People who are trying to lose weight often look for the fastest way to burn fats. Some resort to actually depriving themselves from food just to lose weight, but this is actually inappropriate. Crash diet slows down metabolism. Your body detects that what you’re eating for does not provide enough. It burns calories slow to make sure that your body that the few calories you have will suffice despite the deficiency caused by crash diet.

In addition to that, if you start eating more, you’ll gain weight faster. Since the body is not well adjusted to your new eating habits, it will take some time to revive your regular metabolism. Crash diet is not an option. If you really want to burn fats fast, you should try high intensity interval training (HIIT). HIIT are cardio workouts that speed up fat burning. Here are HIIT’s best fat burning workouts you can try:

•             Sprint Interval Workout

This is a type of HIIT that builds muscle endurance and at the same time, increasing your anaerobic threshold, which then burns your fat faster, both during and after doing your routine. This best fat burning workout requires that you do more warm up before doing 4 sprints with Level 9 on the exertion chart. Between each sprint, you’ll have recovery time of 5 minutes to get ready for the next set.

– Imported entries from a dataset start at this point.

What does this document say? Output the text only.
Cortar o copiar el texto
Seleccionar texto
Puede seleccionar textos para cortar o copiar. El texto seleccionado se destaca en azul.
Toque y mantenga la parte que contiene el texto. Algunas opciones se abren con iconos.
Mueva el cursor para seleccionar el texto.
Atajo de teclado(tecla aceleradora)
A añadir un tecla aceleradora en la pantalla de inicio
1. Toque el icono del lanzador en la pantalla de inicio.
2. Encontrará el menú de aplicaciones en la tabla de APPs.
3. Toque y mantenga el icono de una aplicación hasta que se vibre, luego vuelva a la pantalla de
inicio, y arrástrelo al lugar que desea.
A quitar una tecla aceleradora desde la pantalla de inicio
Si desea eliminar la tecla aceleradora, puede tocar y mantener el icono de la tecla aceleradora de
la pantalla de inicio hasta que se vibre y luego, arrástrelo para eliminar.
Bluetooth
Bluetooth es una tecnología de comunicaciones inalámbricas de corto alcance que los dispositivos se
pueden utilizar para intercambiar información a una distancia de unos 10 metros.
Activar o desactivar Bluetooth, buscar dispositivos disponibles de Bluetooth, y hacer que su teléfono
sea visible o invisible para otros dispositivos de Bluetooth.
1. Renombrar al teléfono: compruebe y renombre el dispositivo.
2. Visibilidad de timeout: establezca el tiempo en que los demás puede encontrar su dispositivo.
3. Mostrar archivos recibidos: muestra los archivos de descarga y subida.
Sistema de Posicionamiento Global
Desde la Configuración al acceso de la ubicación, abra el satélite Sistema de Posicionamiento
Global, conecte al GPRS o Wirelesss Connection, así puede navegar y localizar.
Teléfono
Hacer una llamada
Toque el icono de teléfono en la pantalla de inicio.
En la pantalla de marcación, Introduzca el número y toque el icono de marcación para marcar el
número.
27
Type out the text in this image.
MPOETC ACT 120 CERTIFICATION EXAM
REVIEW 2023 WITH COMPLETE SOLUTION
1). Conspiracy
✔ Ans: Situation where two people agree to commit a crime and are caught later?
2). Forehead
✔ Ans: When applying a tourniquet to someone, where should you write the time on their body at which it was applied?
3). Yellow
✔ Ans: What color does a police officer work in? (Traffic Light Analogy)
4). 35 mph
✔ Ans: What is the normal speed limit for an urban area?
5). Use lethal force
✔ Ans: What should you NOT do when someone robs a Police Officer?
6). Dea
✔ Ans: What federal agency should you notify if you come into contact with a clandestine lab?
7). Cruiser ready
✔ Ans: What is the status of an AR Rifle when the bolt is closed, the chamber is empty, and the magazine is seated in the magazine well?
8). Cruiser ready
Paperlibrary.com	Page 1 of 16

This is quite a challenging workout so you’re free to modify intervals to fit your fitness level as well as your weight loss goals. You may do this routine on a cardio-machine or you can do in track ovals. However, this best fat burning workout is advisable to intermediate or advanced exercises.

•             High Intensity Aerobic Intervals

Similar to sprint interval workout, this also increases anaerobic threshold. You need level 8-9 perceived exertion level and be able to keep this level up for 4 minutes. You need to do 10 sets on this, with 2-minute recovery time. If your feel tired you may get slower or lower your resistance to maintain your perceived exertion level. This best fat burning workout requires for you to maintain recommended level.

•             High Intensity Medley Workout

For this routine, you’ll need three cardio machines, treadmill, elliptical trainer, and a step mill. With the equipment, you’ll be involved in a mixture of intensities. You’ll do workouts with intensity level of 8-9. With this medley, you’ll also have variations on the length of routines in the three machines. Feel free to modify intervals to fit your fitness goals.

These workouts increase your anaerobic threshold. Anaerobic threshold is actually the point which lactic acid starts to accrue in the muscles, or also known as, lactate infection point. In a more comprehensive sense, this happens when a person’s body is under extreme conditions such that burning of oxygen does not suffice he body’s demands.

When anaerobic threshold happens, the body begins to burn stored fuels, like sugars, this is why most fat burning workout increases AT level. These workouts require preparedness of the body. They have high intensity and your body’s physical limits are pushed to its boundaries. So before you engage on this, make sure that you’re prepared.